Lenda da canção argentina entusiasma a Aula Magna

India songs

AOS 65 anos, Mercedes Sosa continua a ser senhora de um vozeirão. A cantora argentina que é uma das lendas vivas da canção popular sul-americana levou ao rubro uma assistência composta maioritariamente por fãs que, na noite de sexta-feira, quase encheu a Aula Magna da Universidade de Lisboa.
            Apesar de ser uma viatura de luxo Mercedes entrou no espetáculo em regime de baixas rotações. Coberta da cabeça aos pés com um vestido e uma écharpe vermelha enrolada em volta do pescoço, a cantora veterana de rosto índio, parecia uma estufa ambulante. A voz, porém, impôs-se de imediato, mesmo se toda a primeira parte do concerto incidisse no reportório de baladas interventivas que construíram parte da sua reputação e ajudaram a fundar, nos anos 60, o movimento “Nuevo Cancionero Argentino”, culminando com uma tocante interpretação de “Gracias a la vida”, de Violeta Parra e com “Alfonsina y el mar”, a canção que lançou a sua já longa carreira.
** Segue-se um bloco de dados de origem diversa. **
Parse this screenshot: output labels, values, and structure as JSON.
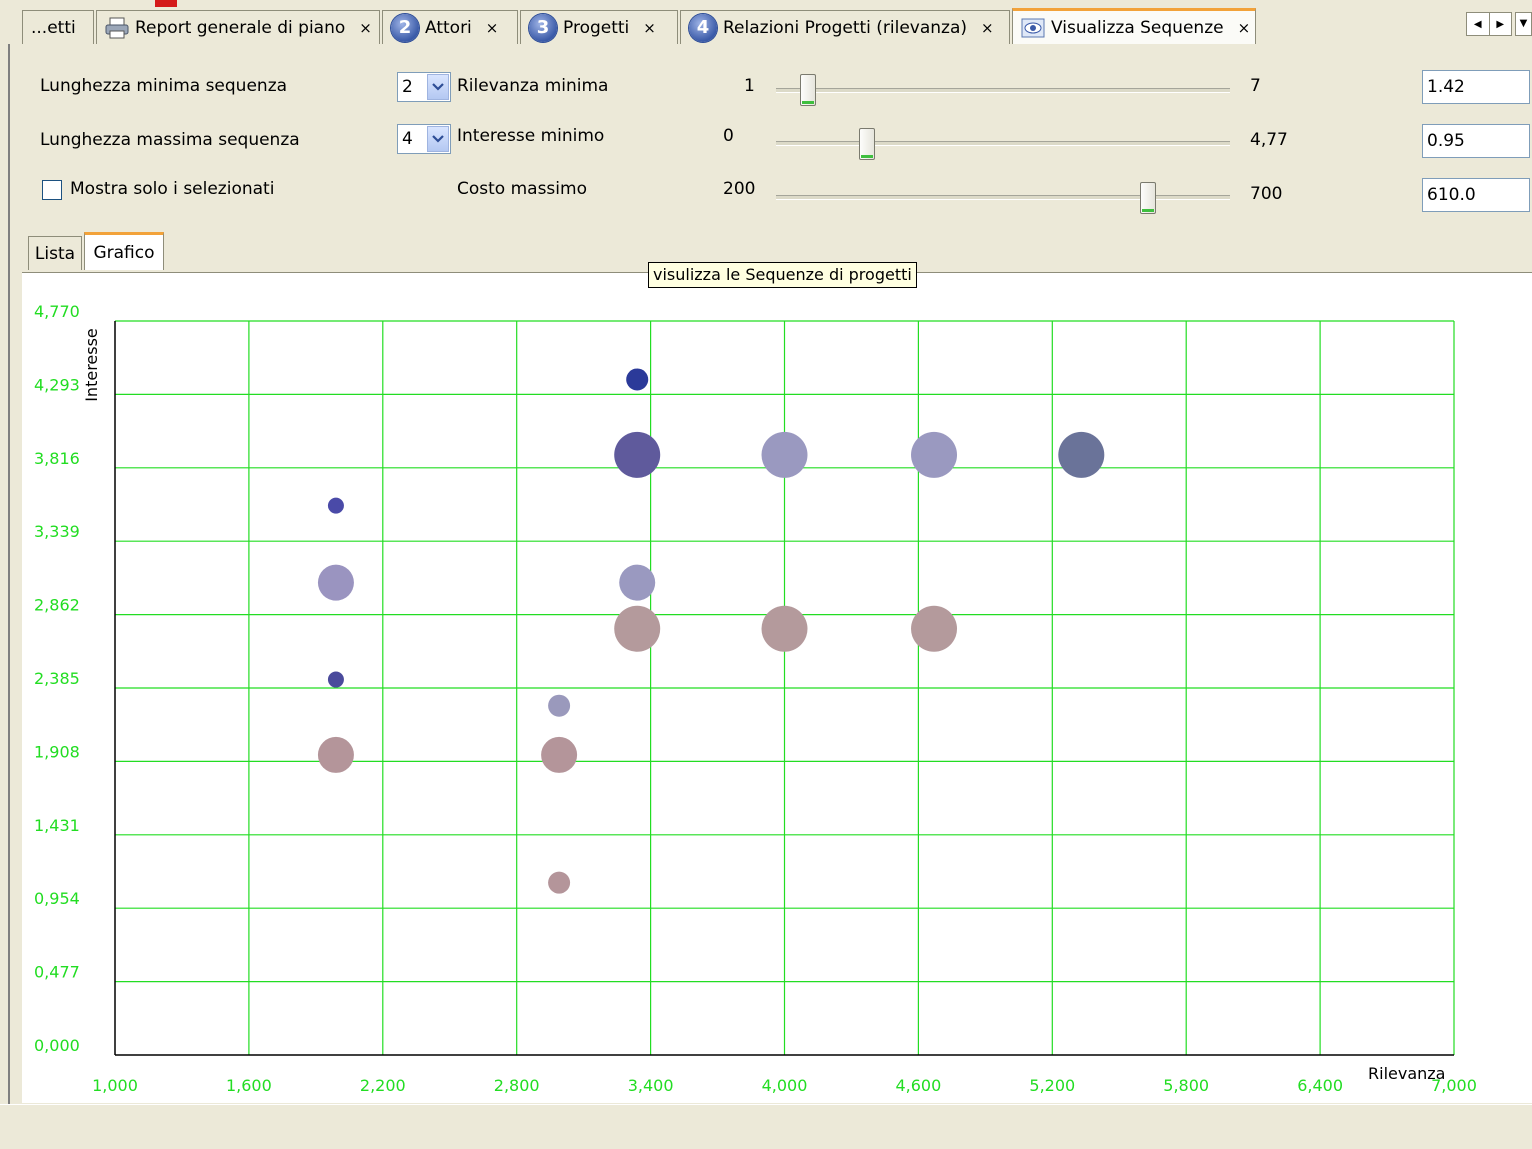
{
  "tabs": [
    {
      "label": "...etti",
      "icon": "none"
    },
    {
      "label": "Report generale di piano",
      "icon": "printer-icon"
    },
    {
      "label": "Attori",
      "icon": "number-2-icon",
      "num": "2"
    },
    {
      "label": "Progetti",
      "icon": "number-3-icon",
      "num": "3"
    },
    {
      "label": "Relazioni Progetti (rilevanza)",
      "icon": "number-4-icon",
      "num": "4"
    },
    {
      "label": "Visualizza Sequenze",
      "icon": "eye-icon",
      "active": true
    }
  ],
  "close_glyph": "×",
  "controls": {
    "min_length_label": "Lunghezza minima sequenza",
    "min_length_value": "2",
    "max_length_label": "Lunghezza massima sequenza",
    "max_length_value": "4",
    "only_selected_label": "Mostra solo i selezionati",
    "only_selected_checked": false,
    "relevance": {
      "label": "Rilevanza minima",
      "min": "1",
      "max": "7",
      "value": "1.42",
      "fraction": 0.07
    },
    "interest": {
      "label": "Interesse minimo",
      "min": "0",
      "max": "4,77",
      "value": "0.95",
      "fraction": 0.2
    },
    "cost": {
      "label": "Costo massimo",
      "min": "200",
      "max": "700",
      "value": "610.0",
      "fraction": 0.82
    }
  },
  "view_tabs": {
    "list": "Lista",
    "chart": "Grafico",
    "active": "Grafico"
  },
  "tooltip": "visulizza le Sequenze di progetti",
  "chart_data": {
    "type": "scatter",
    "xlabel": "Rilevanza",
    "ylabel": "Interesse",
    "xlim": [
      1.0,
      7.0
    ],
    "ylim": [
      0.0,
      4.77
    ],
    "x_ticks": [
      "1,000",
      "1,600",
      "2,200",
      "2,800",
      "3,400",
      "4,000",
      "4,600",
      "5,200",
      "5,800",
      "6,400",
      "7,000"
    ],
    "y_ticks": [
      "0,000",
      "0,477",
      "0,954",
      "1,431",
      "1,908",
      "2,385",
      "2,862",
      "3,339",
      "3,816",
      "4,293",
      "4,770"
    ],
    "grid": true,
    "grid_color": "#22dd22",
    "tick_color": "#22dd22",
    "points": [
      {
        "x": 3.34,
        "y": 4.39,
        "size": 1,
        "color": "#2b3a99"
      },
      {
        "x": 3.34,
        "y": 3.9,
        "size": 3,
        "color": "#5f5a9c"
      },
      {
        "x": 4.0,
        "y": 3.9,
        "size": 3,
        "color": "#9a99c0"
      },
      {
        "x": 4.67,
        "y": 3.9,
        "size": 3,
        "color": "#9a99c0"
      },
      {
        "x": 5.33,
        "y": 3.9,
        "size": 3,
        "color": "#6a7399"
      },
      {
        "x": 1.99,
        "y": 3.57,
        "size": 0,
        "color": "#4a4aa8"
      },
      {
        "x": 1.99,
        "y": 3.07,
        "size": 2,
        "color": "#9a94c0"
      },
      {
        "x": 3.34,
        "y": 3.07,
        "size": 2,
        "color": "#9a99c0"
      },
      {
        "x": 3.34,
        "y": 2.77,
        "size": 3,
        "color": "#b49a9c"
      },
      {
        "x": 4.0,
        "y": 2.77,
        "size": 3,
        "color": "#b49a9c"
      },
      {
        "x": 4.67,
        "y": 2.77,
        "size": 3,
        "color": "#b49a9c"
      },
      {
        "x": 1.99,
        "y": 2.44,
        "size": 0,
        "color": "#4a4a9c"
      },
      {
        "x": 2.99,
        "y": 2.27,
        "size": 1,
        "color": "#9a99bc"
      },
      {
        "x": 1.99,
        "y": 1.95,
        "size": 2,
        "color": "#b4959a"
      },
      {
        "x": 2.99,
        "y": 1.95,
        "size": 2,
        "color": "#b4959a"
      },
      {
        "x": 2.99,
        "y": 1.12,
        "size": 1,
        "color": "#b4959a"
      }
    ]
  }
}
            Impercetivelmente foi surgindo a outra Mercedes Sosa. Com a troca dos manifestos de liberdade pela liberdade do canto livre das ideologias, e da écharpe vermelha por uma verde.
            Uma espantosa sucessão de cinco temas encetados com o épico “Los hermanos” e coroada com “Como pajaros en el aire” mostrou a Mercedes étnica, um todo-o-terreno, digamos assim, que projetou a voz nos registos do grito e das técnicas de canto tradicionais tribais (improvisadas?) atirando as emoções para a flor da pele e expondo o canto nas suas texturas mais carnais. Socorrendo-se, num par de temas, de um tambor, Mercedes Sosa mostrou nessa altura toda a intensidade que a sua música pode ter.
            “De fiesta en fiesta”, “Vestido y un amor”, “Solo le pido a Dios”, “Viejas promesas” e “Sina”, do brasileiro Djavan, levaram o concerto ao colo até a apoteose, “Maria, Maria”, da dupla, também brasileira, Milton Nascimento/Fernando Brant, com o refrão, conhecido de todos, a ser entoado em coro, de pé, pela assistência em peso.
            Eram inevitáveis os “encores”, pedidos de forma insistente, quase em delírio, com gritos atirados da plateia a pedirem esta ou aquela canção. Mercedes Sosa, fatigada mas deliciada com o acolhimento do público português, acedeu, voltando ao palco por duas vezes, numa delas para interpretar novo tema de Violeta Parra, “Volver a los 17”, em ambas repetindo o refrão de “Maria, Maria”, aquele que estava no ouvido de todos. Ao fim de quase 40 anos de carreira, Mercedes está longe de precisar de ir à revisão.